Reconciling Transparency and Opacity: A call for new legal scholarship on TTIP
Even though there are obvious types of democratic deficits in secret trade negotiations, transparency claims in TTIP are empowering different interest groups to make the process more legitimate and democratic. In reality, transparency allows interest groups with different constituencies across the Atlantic to create transnational alliances and dominate the negotiating process by creating more opacity. From industry to consumer groups, in particular those industries affected by some key sectors in TTIP such as automobiles, pharmaceuticals and medical devices are very active in stating their position, sponsoring new research and providing money for academic studies to influence the negotiators’ views and creating more knowledge production around TTIP.
Even though some academics are not foregrounding the political stakes beyond the claims for transparency in the TTIP negotiation and portray regulatory cooperation as an experimentalist and neutral process (see Wiener and Alemanno), other commentators have raised critical substantive issues especially with respect to the high stakes for the pharmaceutical industry in both TPP (Trans-Pacific Partnership) and TTIP (see Stiglitz).
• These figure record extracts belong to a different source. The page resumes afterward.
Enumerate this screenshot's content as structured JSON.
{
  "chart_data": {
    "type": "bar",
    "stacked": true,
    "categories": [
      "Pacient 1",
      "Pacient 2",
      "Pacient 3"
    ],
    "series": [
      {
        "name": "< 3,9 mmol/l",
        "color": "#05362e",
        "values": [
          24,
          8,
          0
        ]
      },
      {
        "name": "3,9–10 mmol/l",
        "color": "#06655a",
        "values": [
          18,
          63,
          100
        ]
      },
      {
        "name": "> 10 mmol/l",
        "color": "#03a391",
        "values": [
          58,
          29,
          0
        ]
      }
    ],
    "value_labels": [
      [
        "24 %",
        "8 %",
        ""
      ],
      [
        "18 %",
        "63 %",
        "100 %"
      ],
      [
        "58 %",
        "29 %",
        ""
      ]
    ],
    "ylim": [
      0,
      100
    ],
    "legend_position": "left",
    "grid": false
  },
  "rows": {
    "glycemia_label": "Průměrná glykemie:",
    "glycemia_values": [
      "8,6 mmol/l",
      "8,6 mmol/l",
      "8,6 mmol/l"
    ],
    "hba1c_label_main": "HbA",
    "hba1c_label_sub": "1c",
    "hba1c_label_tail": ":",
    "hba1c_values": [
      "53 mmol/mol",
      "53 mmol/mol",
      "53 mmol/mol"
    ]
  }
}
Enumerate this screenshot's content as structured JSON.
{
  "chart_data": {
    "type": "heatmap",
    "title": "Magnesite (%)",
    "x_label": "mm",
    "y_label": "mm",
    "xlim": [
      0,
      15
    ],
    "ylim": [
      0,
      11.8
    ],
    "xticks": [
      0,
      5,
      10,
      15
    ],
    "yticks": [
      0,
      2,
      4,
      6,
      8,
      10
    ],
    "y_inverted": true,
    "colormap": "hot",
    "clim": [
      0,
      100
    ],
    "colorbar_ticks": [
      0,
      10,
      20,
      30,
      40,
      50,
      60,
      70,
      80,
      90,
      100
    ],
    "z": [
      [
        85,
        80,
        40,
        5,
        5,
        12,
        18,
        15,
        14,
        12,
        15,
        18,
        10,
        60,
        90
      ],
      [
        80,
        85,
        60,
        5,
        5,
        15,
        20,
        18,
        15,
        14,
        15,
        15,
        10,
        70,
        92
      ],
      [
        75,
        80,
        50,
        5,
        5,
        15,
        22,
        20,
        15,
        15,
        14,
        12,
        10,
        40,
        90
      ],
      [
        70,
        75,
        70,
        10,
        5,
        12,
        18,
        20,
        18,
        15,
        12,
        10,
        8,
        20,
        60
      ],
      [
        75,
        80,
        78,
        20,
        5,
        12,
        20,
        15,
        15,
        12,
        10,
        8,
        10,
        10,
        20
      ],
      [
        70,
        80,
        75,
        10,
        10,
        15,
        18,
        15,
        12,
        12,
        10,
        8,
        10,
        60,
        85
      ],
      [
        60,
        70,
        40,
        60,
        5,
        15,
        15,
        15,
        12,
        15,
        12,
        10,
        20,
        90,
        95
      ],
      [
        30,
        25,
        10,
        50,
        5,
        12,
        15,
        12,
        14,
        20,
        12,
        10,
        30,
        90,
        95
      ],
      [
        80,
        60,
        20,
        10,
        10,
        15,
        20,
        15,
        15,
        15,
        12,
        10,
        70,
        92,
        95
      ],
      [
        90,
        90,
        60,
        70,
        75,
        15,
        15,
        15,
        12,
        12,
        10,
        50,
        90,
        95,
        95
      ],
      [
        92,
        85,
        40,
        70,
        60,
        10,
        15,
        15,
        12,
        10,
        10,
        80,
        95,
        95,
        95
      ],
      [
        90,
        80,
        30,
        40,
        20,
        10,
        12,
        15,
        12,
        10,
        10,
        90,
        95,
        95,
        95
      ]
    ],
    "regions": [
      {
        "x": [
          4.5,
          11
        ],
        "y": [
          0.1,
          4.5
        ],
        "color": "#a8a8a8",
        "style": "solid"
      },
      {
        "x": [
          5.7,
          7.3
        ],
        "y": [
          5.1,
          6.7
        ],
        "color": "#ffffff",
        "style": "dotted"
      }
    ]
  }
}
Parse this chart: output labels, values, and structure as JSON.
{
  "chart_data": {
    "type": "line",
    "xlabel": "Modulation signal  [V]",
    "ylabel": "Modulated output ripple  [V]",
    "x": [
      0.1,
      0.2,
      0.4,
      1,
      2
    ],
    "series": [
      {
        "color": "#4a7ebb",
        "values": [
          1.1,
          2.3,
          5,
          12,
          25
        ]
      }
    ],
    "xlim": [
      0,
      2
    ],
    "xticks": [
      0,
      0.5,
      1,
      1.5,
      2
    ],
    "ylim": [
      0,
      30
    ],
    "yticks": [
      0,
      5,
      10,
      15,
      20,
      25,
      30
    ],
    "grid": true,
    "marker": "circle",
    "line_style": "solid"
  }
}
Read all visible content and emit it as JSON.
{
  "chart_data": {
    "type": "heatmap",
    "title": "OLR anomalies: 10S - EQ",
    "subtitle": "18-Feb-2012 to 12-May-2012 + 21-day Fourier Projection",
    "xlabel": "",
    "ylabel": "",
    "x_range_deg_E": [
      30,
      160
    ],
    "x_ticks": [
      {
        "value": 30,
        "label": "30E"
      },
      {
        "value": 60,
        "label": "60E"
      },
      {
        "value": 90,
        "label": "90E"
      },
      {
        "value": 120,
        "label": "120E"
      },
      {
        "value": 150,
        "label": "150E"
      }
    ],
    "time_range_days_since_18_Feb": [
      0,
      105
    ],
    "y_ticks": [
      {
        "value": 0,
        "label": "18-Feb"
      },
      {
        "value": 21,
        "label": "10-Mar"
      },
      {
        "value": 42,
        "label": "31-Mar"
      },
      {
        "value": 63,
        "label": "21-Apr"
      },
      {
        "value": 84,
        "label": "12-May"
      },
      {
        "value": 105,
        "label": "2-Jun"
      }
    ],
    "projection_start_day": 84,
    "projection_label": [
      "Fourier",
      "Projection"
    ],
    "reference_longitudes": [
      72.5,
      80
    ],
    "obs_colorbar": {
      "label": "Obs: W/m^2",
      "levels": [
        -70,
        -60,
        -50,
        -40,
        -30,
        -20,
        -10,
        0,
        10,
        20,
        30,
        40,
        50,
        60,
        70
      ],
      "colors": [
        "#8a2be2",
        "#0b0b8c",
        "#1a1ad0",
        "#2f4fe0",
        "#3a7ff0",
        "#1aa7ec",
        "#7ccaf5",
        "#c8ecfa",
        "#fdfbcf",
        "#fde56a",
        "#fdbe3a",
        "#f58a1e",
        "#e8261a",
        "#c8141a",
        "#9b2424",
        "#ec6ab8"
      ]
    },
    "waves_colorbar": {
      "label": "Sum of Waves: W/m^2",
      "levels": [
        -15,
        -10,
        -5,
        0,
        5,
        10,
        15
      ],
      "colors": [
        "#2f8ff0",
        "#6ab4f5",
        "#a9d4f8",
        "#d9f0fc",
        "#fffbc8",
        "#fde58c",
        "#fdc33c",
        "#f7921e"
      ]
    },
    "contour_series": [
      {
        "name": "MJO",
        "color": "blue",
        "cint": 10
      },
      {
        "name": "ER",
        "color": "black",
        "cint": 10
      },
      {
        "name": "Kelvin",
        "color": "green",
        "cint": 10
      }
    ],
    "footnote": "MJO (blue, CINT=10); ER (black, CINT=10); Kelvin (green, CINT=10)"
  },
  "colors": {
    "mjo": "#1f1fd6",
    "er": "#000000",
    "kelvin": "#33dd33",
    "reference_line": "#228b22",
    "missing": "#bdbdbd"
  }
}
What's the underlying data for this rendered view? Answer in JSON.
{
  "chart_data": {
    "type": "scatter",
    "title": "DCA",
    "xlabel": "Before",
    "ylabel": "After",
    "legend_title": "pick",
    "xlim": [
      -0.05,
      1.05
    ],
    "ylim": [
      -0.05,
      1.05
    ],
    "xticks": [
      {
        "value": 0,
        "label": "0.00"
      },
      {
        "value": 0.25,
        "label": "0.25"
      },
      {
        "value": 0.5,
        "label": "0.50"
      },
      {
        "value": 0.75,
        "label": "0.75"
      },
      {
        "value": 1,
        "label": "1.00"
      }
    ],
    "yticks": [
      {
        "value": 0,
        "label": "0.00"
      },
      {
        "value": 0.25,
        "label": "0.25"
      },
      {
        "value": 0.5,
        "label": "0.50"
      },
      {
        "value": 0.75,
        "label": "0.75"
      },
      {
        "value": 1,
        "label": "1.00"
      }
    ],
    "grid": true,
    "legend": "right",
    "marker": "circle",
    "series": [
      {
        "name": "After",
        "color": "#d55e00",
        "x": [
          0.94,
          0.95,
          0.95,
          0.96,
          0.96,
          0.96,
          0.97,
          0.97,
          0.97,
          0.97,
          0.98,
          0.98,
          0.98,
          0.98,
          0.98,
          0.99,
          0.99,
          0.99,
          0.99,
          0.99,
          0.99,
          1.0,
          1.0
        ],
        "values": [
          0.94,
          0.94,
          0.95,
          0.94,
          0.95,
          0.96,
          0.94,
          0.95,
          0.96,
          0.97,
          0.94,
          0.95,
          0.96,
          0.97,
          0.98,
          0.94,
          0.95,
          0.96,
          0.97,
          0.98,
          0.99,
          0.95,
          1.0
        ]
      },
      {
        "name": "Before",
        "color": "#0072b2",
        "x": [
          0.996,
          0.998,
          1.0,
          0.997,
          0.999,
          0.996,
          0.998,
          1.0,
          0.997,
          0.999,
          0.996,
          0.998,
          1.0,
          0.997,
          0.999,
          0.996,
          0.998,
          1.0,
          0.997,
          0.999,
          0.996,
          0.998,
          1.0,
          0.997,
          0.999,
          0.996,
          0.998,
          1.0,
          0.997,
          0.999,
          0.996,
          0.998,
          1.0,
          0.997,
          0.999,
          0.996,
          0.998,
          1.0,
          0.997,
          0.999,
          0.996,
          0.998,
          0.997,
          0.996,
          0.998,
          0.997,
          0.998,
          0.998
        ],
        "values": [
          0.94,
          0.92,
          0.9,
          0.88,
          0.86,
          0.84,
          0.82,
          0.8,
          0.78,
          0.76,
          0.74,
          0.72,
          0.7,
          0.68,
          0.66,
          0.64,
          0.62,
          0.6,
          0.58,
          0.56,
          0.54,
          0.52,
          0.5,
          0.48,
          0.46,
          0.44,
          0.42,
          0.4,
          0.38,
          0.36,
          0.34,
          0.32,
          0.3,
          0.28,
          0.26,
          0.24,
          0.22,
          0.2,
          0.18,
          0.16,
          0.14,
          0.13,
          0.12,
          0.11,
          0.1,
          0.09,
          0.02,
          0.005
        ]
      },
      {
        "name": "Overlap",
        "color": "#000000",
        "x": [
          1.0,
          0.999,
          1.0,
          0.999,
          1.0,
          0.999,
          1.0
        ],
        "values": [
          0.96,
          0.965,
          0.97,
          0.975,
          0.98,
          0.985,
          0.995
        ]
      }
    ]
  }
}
Among the underlying political stakes in TTIP that taint the choices of the negotiators are, on the one hand, the respect of democratic decisions by governments about regulating markets without a race to the bottom scenario driven only by private interests instead of sustainable groth. On the other hand, the opposite ideological position stems from the fact that trade liberalization offers gains in terms of economic benefits and improved transatlantic cooperation in setting global standards. These two ideological poles tend to influence the way in which trade representatives and their negotiators ought to balance claims about transparency in regulatory cooperation for each side of the administration.
Commitment to transparency allows interest groups capture where the democratic and regulatory process is constrained to prevent it. So, ideologically transparency claims make the negotiation seem more democratic when in fact they enable interest group across the Atlantic to capture the front end of the process. Because of the transparency paradox the role of independent scholarship is crucial to ensure the production of new and critical knowledge about the TTIP negotiation. Legal scholars ought therefore to foreground what are the political stakes – often portrayed as neutral — beyond the claims that one regulatory process is more transparent than another one.